このコラボ商品は人気YouTuberのヒカキンさんをはじめ、三代目 J Soul Brothersの登坂広臣さん、今市隆二さん、レディー・ガガさん、ジャスティン・ビーバーさんなど数多くの芸能人が愛用しております。
ちなみに、Supreme×ルイ・ヴィトンのコラボの並びは当時8000人を超えていたそう。Fragment designの2倍近い人数が並ぶなんてすごいですよね。
Supreme×ルイ・ヴィトンはfragment designとのコラボと同じく中古でもプレミア価格で取引されております。安くなっているのはiPhoneケースくらいで、ほか商品はとにかく高いので定価以下で購入したいという方は諦めるほかありません。
出典:SNKRDUNK MAGAZINE
商品名:17AW×ルイヴィトン LVジャカードデニムベースボールジャージー
定価:138,240円(2017年7月発売時点)
上記のベースボールジャージーは当時中古で25万~30万円ほどで販売されていましたが、ジャスティン・ビーバーさんがライブで着用したことにより価値が上がり現在は買取額が35万~80万円と、二次流通でもかなり高額で販売されています。
なお、Supreme×ルイ・ヴィトンの偽物やスーパーコピー商品はかなり多く流通しております。価格があまりにも安い場合は偽物である可能性が高いので確実に本物を手にいれたい場合は避けましょう。
2018年ブランドkim jones再始動!NIKEコラボ&GUコラボ!
ルイ・ヴィトンのデザイナーを退任した2018年はkim jonesを休止してから10年の節目となります。
その節目に合わせてNIKEやGUとコラボを行いました。
出典:NIKE
スタイリッシュなNIKEのエアマックス360をkim jonesらしくヨーロピアンテイストにアレンジ。
定価は22,000円ですが、中古相場は45,000円とかなり高くなっております。使用感があれば2万円程度で購入することができるので、安ければ状態にはこだわらない!という方はフリマサイトなどもあわせてチェックしてみるといいかもしれません。

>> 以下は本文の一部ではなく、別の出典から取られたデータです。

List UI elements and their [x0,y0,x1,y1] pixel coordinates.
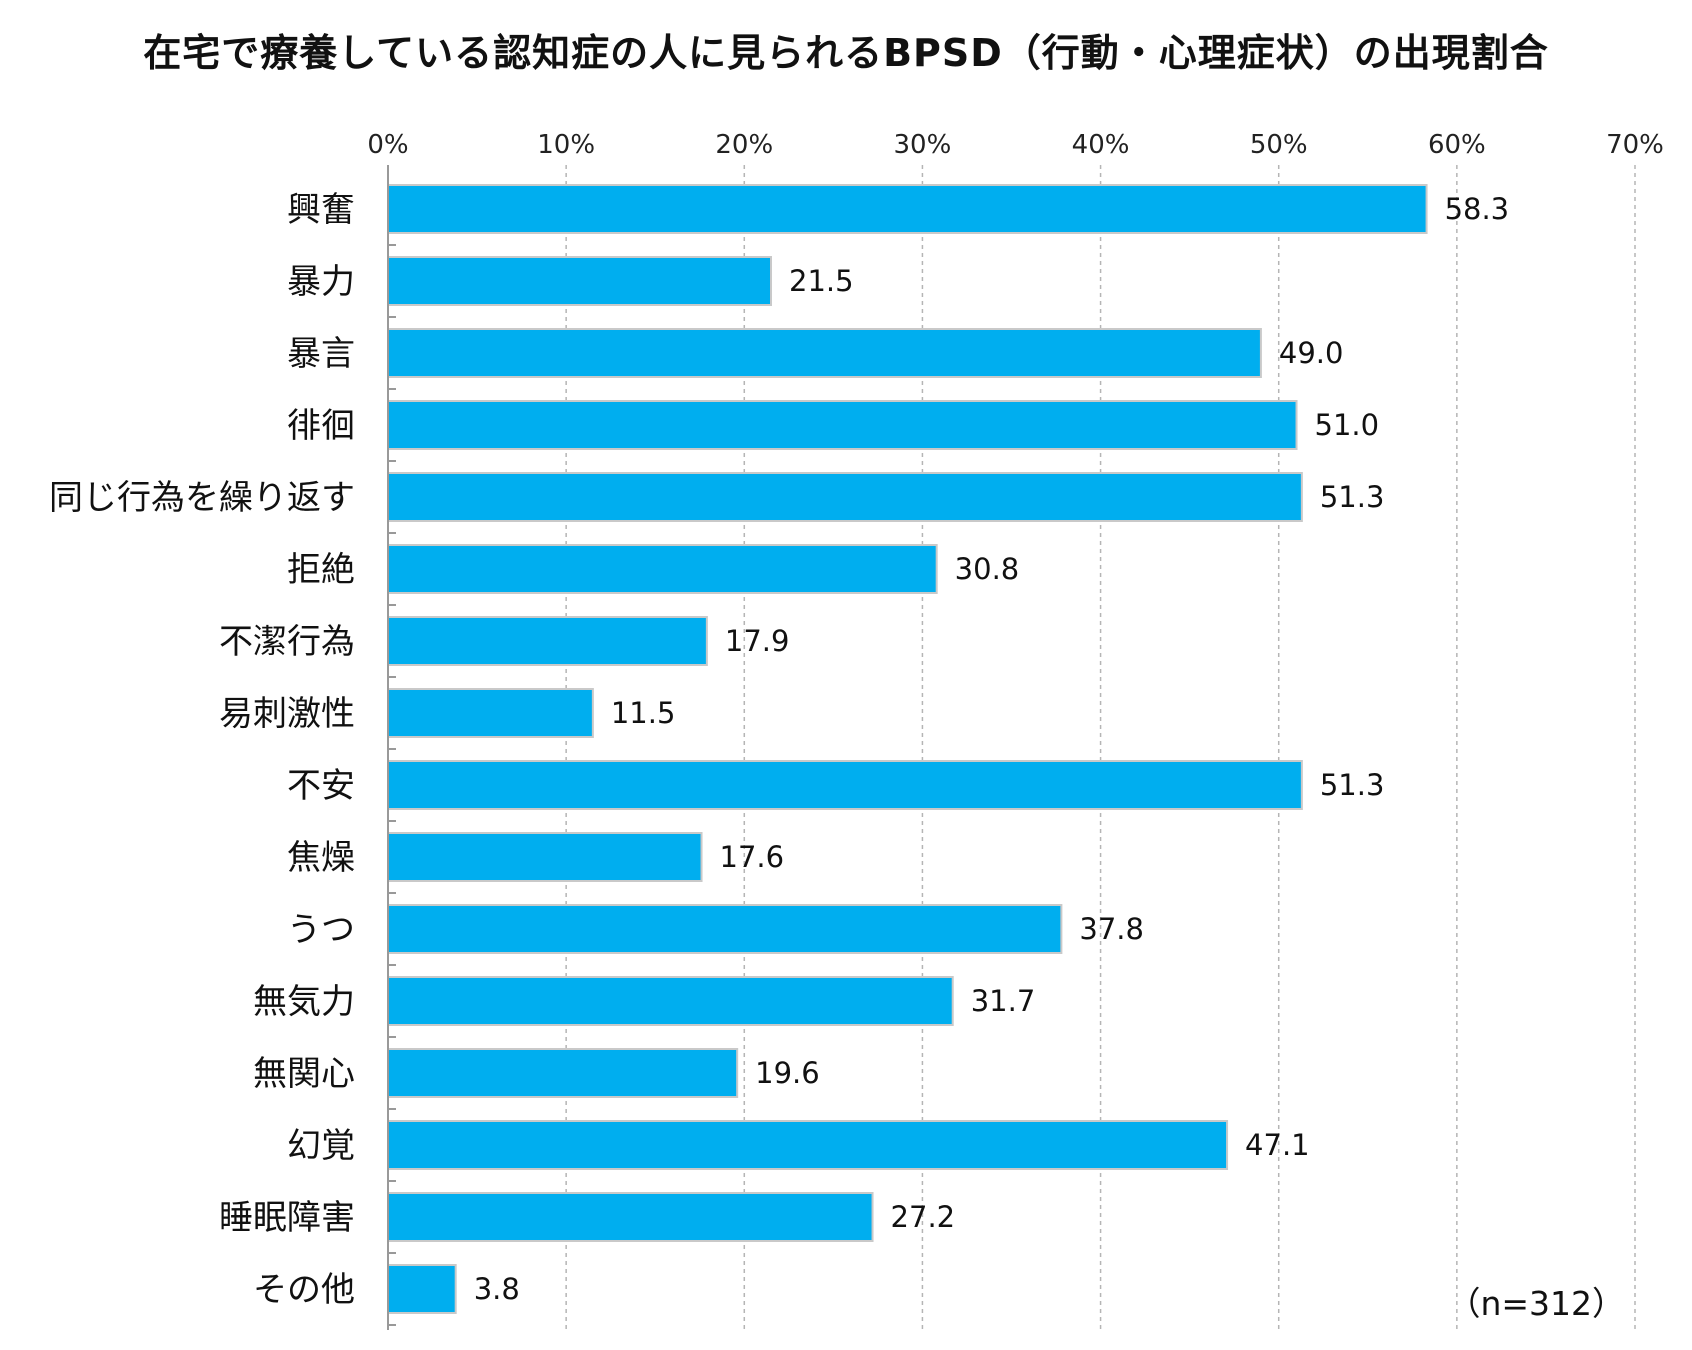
category-label: 不潔行為 [219,622,355,662]
x-tick-label: 70% [1606,130,1664,160]
bar [387,544,938,594]
bar [387,184,1428,234]
x-tick-label: 50% [1250,130,1308,160]
category-label: 睡眠障害 [219,1198,355,1238]
bar [387,688,594,738]
category-label: その他 [253,1270,355,1310]
data-label: 3.8 [474,1272,520,1306]
category-label: 暴言 [287,334,355,374]
data-label: 21.5 [789,264,854,298]
x-tick-label: 30% [894,130,952,160]
data-label: 19.6 [755,1056,820,1090]
data-label: 31.7 [971,984,1036,1018]
data-label: 49.0 [1279,336,1344,370]
category-label: 幻覚 [287,1126,355,1166]
sample-size-note: （n=312） [1447,1284,1625,1323]
category-label: 不安 [287,766,355,806]
data-label: 17.6 [720,840,785,874]
data-label: 51.3 [1320,768,1385,802]
category-label: うつ [287,910,355,950]
category-label: 興奮 [287,190,355,230]
category-label: 同じ行為を繰り返す [49,478,355,518]
bar [387,1192,874,1242]
category-label: 暴力 [287,262,355,302]
x-tick-label: 10% [537,130,595,160]
bar [387,328,1262,378]
data-label: 58.3 [1445,192,1510,226]
data-label: 51.3 [1320,480,1385,514]
data-labels: 58.3 21.5 49.0 51.0 51.3 30.8 17.9 11.5 51.3 17.6… [474,192,1509,1306]
x-tick-label: 20% [715,130,773,160]
category-labels: 興奮暴力暴言徘徊同じ行為を繰り返す拒絶不潔行為易刺激性不安焦燥うつ無気力無関心幻… [49,190,355,1310]
data-label: 11.5 [611,696,676,730]
x-tick-label: 0% [367,130,408,160]
bar [387,760,1303,810]
category-label: 易刺激性 [219,694,355,734]
data-label: 47.1 [1245,1128,1310,1162]
category-label: 徘徊 [287,406,355,446]
bar [387,616,708,666]
data-label: 17.9 [725,624,790,658]
bar [387,1264,457,1314]
data-label: 30.8 [955,552,1020,586]
bar [387,1120,1229,1170]
bar [387,400,1298,450]
bar [387,832,703,882]
bar [387,1048,739,1098]
data-label: 27.2 [891,1200,956,1234]
category-label: 拒絶 [287,550,355,590]
data-label: 51.0 [1315,408,1380,442]
bar [387,256,773,306]
category-label: 焦燥 [287,838,355,878]
bar [387,976,954,1026]
x-tick-label: 40% [1072,130,1130,160]
x-tick-label: 60% [1428,130,1486,160]
bar [387,472,1303,522]
x-axis-ticks: 0% 10% 20% 30% 40% 50% 60% 70% [367,130,1664,160]
data-label: 37.8 [1079,912,1144,946]
chart-title: 在宅で療養している認知症の人に見られるBPSD（行動・心理症状）の出現割合 [143,31,1549,75]
bar [387,904,1063,954]
category-label: 無関心 [253,1054,355,1094]
category-label: 無気力 [253,982,355,1022]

◆GUとのコラボ!各店舗からコラボ商品が1日でなくなる!?
日本の人気コスパブランド「GU」とのコラボも当時話題になりました。
Kim jonesのコラボは基本的にハイブランドが多いため価格帯は高めですが、GUは1着1,500円からと安価だったため1日でコラボ商品が売り切れることも。
↓売られていたアイテムの一例
出典:GU
動物モチーフやカラフルなトップス、ストリート感あふれるTシャツなど使い勝手のよい商品が多く、kim jonesファンだけでなくkim jonesを知らないという人にも受けていたようです。人気がとにかく高かったため、またコラボするかもしれませんね。
ここで、コスパブランドの買取事情について小話をひとつ。GUに限らずユニクロやH&Mなどのコスパブランドの服は1点ごとでなく、段ボール1箱500円~1000円で買い取られることが多いですが、kim jonesのコラボ商品は1着1,500円のアイテムに500円値がつくことも。
これは珍しいことで、この買取価格だけでkim jonesの人気の高さが伺えます。なので、次回コラボが実現した際は要チェックです。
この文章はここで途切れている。